Recipients: Jen Kirk, government information librarian at Utah State University, and Helen F. Smith, agricultural sciences librarian at Pennsylvania State University, for their work “An Inventory of Published Soil Surveys of the United States.” Funded by the Eunice Rockwood Oberly endowment and given in odd-numbered years, the award recognizes the best English-language bibliography in the field of agriculture or a related science. Kirk and Smith’s work makes soil surveys, which provide rich historical data, easily discoverable to researchers and general users.
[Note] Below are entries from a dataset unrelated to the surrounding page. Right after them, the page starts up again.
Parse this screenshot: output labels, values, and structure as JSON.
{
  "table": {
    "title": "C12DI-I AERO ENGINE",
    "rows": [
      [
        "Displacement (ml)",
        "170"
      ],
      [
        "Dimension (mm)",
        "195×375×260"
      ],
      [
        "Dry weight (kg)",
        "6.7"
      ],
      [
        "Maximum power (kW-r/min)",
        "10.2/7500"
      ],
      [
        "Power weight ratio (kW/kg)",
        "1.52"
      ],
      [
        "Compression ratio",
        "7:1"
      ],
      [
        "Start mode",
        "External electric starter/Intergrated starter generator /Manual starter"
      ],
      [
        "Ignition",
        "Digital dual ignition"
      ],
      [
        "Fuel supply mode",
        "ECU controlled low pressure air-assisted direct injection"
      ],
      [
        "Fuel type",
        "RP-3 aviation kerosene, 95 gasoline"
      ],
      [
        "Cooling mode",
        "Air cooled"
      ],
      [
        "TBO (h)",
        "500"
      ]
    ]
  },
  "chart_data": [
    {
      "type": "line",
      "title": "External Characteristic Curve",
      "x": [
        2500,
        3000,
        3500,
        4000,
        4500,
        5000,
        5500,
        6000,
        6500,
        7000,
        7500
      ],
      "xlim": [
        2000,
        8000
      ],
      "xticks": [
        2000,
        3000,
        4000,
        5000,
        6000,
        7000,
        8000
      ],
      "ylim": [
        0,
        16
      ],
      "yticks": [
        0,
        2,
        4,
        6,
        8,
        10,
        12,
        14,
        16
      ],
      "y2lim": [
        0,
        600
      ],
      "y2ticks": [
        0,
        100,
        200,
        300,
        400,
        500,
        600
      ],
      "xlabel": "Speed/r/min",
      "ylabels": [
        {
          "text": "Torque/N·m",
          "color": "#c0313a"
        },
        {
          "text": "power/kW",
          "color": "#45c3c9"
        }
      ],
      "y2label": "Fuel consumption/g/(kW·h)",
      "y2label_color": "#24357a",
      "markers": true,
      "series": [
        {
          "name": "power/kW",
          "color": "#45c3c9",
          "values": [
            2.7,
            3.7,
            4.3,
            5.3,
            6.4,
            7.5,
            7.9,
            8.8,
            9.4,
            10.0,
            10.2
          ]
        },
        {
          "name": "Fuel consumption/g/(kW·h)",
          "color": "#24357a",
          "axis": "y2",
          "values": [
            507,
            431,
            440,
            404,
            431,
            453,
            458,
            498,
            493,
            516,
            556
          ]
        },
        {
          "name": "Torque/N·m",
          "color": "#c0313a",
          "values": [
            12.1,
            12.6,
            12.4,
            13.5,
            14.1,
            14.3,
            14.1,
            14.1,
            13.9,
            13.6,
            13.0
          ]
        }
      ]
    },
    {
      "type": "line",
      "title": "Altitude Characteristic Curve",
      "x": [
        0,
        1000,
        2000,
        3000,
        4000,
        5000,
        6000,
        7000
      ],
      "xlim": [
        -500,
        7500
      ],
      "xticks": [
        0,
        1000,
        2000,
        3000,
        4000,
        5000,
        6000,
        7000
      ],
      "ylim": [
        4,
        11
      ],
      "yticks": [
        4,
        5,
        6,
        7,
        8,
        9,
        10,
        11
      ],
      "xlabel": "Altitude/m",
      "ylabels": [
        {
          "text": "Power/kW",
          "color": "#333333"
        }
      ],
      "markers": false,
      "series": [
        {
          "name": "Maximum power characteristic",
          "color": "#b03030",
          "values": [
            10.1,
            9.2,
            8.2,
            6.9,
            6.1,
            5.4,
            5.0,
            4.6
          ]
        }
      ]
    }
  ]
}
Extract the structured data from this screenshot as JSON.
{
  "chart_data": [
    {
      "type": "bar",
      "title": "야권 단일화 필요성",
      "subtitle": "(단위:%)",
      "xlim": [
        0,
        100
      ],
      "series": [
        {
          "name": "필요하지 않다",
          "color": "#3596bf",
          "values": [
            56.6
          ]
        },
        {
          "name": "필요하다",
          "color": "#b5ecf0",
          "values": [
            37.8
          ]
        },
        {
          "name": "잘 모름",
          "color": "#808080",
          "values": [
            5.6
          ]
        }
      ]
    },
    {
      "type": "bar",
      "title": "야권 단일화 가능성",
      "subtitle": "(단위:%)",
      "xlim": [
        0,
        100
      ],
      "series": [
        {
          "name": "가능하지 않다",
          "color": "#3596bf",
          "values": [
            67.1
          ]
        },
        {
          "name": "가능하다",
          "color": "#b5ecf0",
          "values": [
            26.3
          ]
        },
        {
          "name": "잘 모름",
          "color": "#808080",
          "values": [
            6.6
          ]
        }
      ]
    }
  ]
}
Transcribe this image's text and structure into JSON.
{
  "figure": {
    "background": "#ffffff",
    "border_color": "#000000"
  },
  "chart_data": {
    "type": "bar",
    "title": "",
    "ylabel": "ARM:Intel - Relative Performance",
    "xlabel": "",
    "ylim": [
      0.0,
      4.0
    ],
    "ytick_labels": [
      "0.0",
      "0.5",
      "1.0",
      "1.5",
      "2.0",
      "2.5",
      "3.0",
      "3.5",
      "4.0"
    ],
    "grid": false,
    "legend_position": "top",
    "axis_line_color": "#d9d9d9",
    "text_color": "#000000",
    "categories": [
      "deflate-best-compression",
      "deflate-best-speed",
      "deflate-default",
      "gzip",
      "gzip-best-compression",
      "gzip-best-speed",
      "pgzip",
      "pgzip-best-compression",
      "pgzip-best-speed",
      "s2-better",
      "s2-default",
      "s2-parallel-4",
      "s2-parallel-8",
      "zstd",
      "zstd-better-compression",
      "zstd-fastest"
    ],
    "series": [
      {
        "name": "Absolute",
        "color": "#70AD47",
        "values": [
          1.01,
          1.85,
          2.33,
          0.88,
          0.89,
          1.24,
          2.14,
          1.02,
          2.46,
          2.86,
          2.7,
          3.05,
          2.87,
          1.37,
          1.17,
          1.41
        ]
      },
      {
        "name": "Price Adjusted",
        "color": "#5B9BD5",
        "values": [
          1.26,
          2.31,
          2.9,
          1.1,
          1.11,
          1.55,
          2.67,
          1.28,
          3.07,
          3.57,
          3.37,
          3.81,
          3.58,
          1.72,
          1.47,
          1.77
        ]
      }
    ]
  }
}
ULS Outstanding Professional Development Award

Recipients: Nimisha Bhat, Hailley Fargo, Chelsea Heinbach, and Charissa Powell, members of the editorial team for the professional development blog LibParlor. Sponsored by Library Juice Academy, the $1,000 award recognizes librarians, archivists, or curators whose contributions to providing professional development opportunities for librarians have been especially noteworthy or influential. The team was selected for their efforts to create and promote an online community of practice for librarians.

WGSS Award for Career Achievement in Women & Gender Studies Librarianship

Recipient: Jane Nichols, associate professor and head of the teaching and engagement department at Oregon State University. Sponsored by Duke University Press, the $750 award recognizes an individual librarian for career achievement in the area of women and gender studies librarianship. Nichols was selected for her tireless commitment to women and gender studies, social justice, critical pedagogy, and feminist publishing.

WGSS Award for Significant Achievement in Women & Gender Studies Librarianship

Recipient: Nicola Andrews, instruction and first-year experience librarian at the University of San Francisco. Sponsored by Duke University Press, the $750 award honors a distinguished academic librarian who has made outstanding contributions to women and gender studies through accomplishments and service to the profession. Andrews was selected for her publication “It’s Not Imposter Syndrome: Resisting Self-Doubt as Normal for Library Workers” (In the Library with the Lead Pipe, June 10, 2020).